Poésie / Ancien directeur du département littérature et langage de l'ENS et professeur de littérature française à Paris IV Sorbonne, Michel Murat a consacré un ouvrage dense à la période de renouveau poétique allant des années 1960 aux années 1980.
Guy Scarpetta, Jean-Claude Montel, Yves Bonnefoy, Philippe Jacottet, Edmond Jabès... autant d'auteurs qui sont mis en lumière par le travail de Michel Murat dans Les javelots de l'avant-garde, poésie en France (1960 – 1980) aux éditions Corti. Un titre en référence à la prose de Baudelaire « Pour piquer dans le but, de mystique nature, / Combien, ô mon carquois, perdre de javelots ? ». Une image qui a paru convenir à l'avant-garde des poètes selon Michel Murat, qui évoque dans son avant-propos que « L'avant-garde [...] s'est conçue à la fois comme une mystique du nouveau et comme une guerre dans laquelle les œuvres servent de projectiles offensifs ».

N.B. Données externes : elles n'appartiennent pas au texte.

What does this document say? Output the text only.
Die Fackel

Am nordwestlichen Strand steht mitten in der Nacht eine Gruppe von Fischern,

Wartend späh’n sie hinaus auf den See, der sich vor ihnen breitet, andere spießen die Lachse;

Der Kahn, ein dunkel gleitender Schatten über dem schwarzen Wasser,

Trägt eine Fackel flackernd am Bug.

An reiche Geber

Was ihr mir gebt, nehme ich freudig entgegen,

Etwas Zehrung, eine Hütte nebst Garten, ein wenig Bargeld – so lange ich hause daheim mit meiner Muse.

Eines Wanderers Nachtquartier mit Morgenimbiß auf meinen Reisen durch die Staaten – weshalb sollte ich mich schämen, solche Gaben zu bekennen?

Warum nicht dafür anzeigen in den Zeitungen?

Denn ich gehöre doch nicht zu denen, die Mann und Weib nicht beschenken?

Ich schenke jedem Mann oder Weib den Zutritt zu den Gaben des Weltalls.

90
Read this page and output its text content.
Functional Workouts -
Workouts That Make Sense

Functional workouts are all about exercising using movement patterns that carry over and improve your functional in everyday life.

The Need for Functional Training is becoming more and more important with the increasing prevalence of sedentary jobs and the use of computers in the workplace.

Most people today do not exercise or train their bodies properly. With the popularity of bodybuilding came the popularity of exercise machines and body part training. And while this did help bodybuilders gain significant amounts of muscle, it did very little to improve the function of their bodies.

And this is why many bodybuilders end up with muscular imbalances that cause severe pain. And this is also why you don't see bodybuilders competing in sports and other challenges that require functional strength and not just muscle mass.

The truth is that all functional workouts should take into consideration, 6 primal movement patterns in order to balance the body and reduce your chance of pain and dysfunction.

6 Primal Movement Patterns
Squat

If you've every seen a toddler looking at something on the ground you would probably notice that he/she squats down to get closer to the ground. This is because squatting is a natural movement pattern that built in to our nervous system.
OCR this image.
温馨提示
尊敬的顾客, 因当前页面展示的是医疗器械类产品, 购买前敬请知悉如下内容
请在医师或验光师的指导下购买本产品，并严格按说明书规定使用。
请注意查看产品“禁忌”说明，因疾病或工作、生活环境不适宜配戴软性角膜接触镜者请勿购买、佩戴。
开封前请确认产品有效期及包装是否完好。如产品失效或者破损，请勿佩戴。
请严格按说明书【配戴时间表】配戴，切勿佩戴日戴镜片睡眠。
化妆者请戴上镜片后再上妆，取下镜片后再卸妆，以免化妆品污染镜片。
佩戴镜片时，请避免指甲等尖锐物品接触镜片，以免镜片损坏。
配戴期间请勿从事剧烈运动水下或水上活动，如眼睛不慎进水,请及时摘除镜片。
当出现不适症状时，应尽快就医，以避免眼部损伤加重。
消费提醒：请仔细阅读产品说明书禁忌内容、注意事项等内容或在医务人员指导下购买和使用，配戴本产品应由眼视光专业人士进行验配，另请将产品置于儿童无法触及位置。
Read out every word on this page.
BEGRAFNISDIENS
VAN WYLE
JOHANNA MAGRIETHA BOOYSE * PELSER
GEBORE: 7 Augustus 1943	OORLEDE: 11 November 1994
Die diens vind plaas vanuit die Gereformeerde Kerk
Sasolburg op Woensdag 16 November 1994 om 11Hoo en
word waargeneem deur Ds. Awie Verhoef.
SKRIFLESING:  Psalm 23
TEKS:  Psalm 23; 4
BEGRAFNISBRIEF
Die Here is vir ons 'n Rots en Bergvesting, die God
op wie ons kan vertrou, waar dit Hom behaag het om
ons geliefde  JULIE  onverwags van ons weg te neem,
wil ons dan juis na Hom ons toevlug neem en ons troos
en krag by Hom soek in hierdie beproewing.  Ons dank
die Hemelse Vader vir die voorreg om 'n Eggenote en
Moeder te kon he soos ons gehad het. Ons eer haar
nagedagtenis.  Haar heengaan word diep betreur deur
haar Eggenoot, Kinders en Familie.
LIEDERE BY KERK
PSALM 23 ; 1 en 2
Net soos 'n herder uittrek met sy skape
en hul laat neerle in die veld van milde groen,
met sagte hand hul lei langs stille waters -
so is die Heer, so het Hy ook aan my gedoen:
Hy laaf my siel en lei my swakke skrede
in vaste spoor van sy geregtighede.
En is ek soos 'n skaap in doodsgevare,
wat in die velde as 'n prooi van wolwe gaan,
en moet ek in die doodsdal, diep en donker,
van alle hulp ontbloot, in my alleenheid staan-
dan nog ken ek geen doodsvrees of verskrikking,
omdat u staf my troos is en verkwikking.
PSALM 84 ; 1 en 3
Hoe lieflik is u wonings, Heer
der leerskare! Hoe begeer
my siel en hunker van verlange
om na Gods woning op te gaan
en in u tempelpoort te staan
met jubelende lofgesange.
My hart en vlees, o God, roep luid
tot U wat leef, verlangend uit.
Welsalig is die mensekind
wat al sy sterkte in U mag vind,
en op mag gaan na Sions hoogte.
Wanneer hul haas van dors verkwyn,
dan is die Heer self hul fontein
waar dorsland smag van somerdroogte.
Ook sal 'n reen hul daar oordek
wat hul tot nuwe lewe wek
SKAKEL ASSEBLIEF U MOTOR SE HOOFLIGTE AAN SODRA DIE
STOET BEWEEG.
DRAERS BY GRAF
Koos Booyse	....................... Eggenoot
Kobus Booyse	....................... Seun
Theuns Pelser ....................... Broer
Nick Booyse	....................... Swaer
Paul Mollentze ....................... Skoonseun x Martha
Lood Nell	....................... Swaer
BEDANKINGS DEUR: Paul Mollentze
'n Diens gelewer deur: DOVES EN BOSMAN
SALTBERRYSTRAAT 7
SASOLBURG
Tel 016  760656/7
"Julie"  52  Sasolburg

Après la parution de La Poésie de l'après-guerre en 2022 (aux éditions Corti), l'auteur poursuit son travail et retrace une période de profusion pour la poésie. Les revues spécialisées étaient nombreuses et soutenues par des maisons d'éditions. Parmi celles-ci, L'Éphémère (que Michel Murat cite abondamment dans son ouvrage) et plus d'une dizaine d'autres. C'était aussi les prémisses d'une conversation transatlantique : Denis Roche (le plus typiquement avant-gardiste, subversif au possible) traduisit Ezra Pound, Marie Albiach (autrice d'État, ouvrage spéculatif) fit de même pour le travail de Louis Zufosky.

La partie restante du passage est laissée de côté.